I do really like the TFE idea but unfortunately I don't have access to IV sedation as I do them in the office with just local. Will do the interlam and hope for the best.

thanks again
 
thanks for the input everyone. unfortunately, this hasn't been the first issue I've had with this particular payer, which is a small insurance company here in the new england area. one other issue I had a few months ago was for a patient for whom I was requesting a repeat lumbar RF. She had a whole year of relief from the last one. They demanded I repeat at least one MBB to confirm that her pain was facet-mediated even though the patient said the pain was exactly the same as it was before the last RF.

I do really like the TFE idea but unfortunately I don't have access to IV sedation as I do them in the office with just local. Will do the interlam and hope for the best.

thanks again

What? Are you saying you won't do transforaminal because no sedation available?
 
thanks for the input everyone. unfortunately, this hasn't been the first issue I've had with this particular payer, which is a small insurance company here in the new england area. one other issue I had a few months ago was for a patient for whom I was requesting a repeat lumbar RF. She had a whole year of relief from the last one.

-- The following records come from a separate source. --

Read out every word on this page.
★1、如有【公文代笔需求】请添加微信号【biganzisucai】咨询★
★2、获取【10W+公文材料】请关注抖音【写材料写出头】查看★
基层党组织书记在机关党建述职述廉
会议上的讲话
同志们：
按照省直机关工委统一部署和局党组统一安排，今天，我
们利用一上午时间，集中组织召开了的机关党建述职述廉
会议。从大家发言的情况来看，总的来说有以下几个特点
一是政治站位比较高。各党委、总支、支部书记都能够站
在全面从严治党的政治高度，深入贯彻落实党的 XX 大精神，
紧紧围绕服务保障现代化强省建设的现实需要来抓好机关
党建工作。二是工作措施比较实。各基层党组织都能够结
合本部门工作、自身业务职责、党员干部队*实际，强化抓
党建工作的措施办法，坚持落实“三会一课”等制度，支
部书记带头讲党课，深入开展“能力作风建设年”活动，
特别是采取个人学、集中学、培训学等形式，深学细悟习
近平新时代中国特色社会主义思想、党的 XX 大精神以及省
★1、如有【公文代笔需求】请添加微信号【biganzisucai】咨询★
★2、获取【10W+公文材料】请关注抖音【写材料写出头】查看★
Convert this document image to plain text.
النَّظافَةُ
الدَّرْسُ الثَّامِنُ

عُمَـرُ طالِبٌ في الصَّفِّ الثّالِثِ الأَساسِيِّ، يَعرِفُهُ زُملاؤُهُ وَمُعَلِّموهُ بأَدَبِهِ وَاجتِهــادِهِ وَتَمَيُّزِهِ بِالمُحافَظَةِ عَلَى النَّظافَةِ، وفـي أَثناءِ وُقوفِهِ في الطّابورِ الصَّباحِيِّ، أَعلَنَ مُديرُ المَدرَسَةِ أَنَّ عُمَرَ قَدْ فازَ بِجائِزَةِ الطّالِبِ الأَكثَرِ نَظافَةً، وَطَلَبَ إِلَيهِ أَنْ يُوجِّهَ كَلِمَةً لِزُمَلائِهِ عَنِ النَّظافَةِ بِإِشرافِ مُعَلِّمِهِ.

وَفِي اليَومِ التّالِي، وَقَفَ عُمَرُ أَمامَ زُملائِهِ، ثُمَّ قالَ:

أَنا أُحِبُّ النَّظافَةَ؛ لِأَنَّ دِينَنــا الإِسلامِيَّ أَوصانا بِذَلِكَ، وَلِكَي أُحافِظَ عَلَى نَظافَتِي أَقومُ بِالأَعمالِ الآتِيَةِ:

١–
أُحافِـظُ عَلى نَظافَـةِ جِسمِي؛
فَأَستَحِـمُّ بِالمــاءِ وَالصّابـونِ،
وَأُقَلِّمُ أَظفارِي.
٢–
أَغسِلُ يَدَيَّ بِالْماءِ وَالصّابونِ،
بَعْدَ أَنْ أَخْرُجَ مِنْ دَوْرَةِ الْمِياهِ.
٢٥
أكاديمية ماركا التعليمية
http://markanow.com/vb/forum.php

They demanded I repeat at least one MBB to confirm that her pain was facet-mediated even though the patient said the pain was exactly the same as it was before the last RF.

I do really like the TFE idea but unfortunately I don't have access to IV sedation as I do them in the office with just local. Will do the interlam and hope for the best.

thanks again
I think the insurer was being reasonable wanting a block for the repeat RF. A whole year later it may be coming from other levels.
 
thanks for the input everyone. unfortunately, this hasn't been the first issue I've had with this particular payer, which is a small insurance company here in the new england area. one other issue I had a few months ago was for a patient for whom I was requesting a repeat lumbar RF. She had a whole year of relief from the last one. They demanded I repeat at least one MBB to confirm that her pain was facet-mediated even though the patient said the pain was exactly the same as it was before the last RF.

I do really like the TFE idea but unfortunately I don't have access to IV sedation as I do them in the office with just local. Will do the interlam and hope for the best.

thanks again

You don't need IV sedation for any epidural, whether it is foraminal or interlaminar. If your pt is nervous give them Valium PO.
 
You don't need IV sedation for any epidural, whether it is foraminal or interlaminar. If your pt is nervous give them Valium PO.
I disagree. It isn’t anxiety but discomfort. Plenty of times people with severe foraminal stenosis have no pain with the needle in place but jump when the contrast slowly starts flowing. Some pre-procedure hydrocodone helps those people I guess but they would still prefer an IV. I might sedate 1-2 people in a month for a TFESI.